Tuesday, August 25, 2009

The new face of literacy

My thanks to the tireless director of the University Writing Center for calling my attention to this article on the directions in which technology is pushing literacy.

Question for discussion: what might math students stand to gain by employing Twitter-like brevity in describing mathematical phenomena?

2 comments:

Derek said...

This sentence in the essay stood out to me: "The Stanford students were almost always less enthusiastic about their in-class writing because it had no audience but the professor: It didn't serve any purpose other than to get them a grade."

I told the students in my summer cryptography course that I would be posting their expository papers to the course blog and asking each students to comment on at least two other students' papers. You can see the results.

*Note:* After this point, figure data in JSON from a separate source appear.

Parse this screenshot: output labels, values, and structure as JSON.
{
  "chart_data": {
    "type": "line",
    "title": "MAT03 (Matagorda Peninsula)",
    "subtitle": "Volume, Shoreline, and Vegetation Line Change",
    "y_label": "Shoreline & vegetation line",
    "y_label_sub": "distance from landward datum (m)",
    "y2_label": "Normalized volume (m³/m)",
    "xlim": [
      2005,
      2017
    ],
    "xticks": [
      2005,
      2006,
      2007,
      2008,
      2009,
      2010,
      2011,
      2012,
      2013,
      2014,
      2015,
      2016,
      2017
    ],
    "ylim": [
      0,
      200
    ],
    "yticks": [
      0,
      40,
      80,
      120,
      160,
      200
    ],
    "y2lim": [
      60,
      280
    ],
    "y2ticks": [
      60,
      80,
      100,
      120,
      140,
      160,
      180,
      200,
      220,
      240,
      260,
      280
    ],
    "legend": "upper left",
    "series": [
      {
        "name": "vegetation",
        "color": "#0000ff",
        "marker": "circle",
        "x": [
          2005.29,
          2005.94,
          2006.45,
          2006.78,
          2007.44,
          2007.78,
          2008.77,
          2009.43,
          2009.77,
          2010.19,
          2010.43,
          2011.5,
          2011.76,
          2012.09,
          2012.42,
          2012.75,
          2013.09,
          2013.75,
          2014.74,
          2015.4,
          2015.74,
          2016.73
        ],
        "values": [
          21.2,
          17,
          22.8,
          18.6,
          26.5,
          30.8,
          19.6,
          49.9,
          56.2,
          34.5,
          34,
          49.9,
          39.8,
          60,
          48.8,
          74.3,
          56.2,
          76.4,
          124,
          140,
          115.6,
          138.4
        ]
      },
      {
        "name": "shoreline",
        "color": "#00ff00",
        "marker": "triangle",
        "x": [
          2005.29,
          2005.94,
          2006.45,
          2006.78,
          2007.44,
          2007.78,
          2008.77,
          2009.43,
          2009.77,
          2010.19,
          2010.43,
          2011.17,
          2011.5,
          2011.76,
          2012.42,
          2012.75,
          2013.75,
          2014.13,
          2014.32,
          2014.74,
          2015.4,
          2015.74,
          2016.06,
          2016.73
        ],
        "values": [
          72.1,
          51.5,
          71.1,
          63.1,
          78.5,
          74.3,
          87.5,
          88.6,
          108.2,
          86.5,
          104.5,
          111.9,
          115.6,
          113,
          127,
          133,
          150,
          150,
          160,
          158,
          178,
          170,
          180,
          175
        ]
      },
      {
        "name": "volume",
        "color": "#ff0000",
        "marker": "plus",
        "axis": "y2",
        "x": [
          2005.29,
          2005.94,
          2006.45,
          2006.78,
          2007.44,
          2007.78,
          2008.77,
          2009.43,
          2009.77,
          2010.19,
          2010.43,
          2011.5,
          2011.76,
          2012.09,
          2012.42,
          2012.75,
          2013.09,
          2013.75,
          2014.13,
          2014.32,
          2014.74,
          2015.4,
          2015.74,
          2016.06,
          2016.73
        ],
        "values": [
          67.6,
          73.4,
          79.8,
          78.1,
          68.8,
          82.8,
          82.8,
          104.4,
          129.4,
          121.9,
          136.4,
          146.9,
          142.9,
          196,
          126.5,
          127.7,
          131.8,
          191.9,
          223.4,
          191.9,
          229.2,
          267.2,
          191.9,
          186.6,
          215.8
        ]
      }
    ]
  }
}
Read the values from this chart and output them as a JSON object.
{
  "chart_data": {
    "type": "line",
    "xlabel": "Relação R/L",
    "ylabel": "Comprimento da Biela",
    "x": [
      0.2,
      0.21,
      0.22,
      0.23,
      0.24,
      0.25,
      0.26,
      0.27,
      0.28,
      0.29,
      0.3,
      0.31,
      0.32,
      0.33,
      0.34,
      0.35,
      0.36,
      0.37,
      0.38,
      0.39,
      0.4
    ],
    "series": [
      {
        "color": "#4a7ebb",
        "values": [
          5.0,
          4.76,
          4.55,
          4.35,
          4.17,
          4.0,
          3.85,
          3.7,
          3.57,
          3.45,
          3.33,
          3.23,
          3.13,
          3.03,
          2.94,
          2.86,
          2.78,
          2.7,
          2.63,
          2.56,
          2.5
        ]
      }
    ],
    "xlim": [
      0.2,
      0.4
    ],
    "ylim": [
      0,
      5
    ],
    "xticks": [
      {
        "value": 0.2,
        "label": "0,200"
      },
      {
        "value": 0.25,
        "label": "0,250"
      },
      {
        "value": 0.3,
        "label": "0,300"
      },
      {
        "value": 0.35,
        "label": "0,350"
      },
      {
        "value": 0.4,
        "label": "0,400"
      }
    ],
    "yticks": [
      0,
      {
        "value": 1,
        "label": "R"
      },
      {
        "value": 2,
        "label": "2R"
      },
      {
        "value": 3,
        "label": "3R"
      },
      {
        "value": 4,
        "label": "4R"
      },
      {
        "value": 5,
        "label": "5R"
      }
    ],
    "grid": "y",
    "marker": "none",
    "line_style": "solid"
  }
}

Many of my students said that writing for their peers (an actual audience) helped them step up their game on this assignment. I'm increasingly convinced that students should have "real" audiences for at least some of their writing assignments (audiences other than their professors), something made much easier by social media technologies.

I didn't answer your question about Twitter-speak. I'll have to get back to you on that. Only so many characters here, you know. =)

DocTurtle said...

Derek, as usual, I'm in absolute agreement. The exercises in my intro to proofs course which are most popular with the students (and which they find most meaningful and helpful) are those in which they're asked to construct a dialogue with a friend, explaining "in their own words" a particular mathematical concept. The injection of an audience into the student's writing gives extra force by helping the student to focus her thoughts in yet another dimension, skew (but not necessarily perpendicular to!) content and style.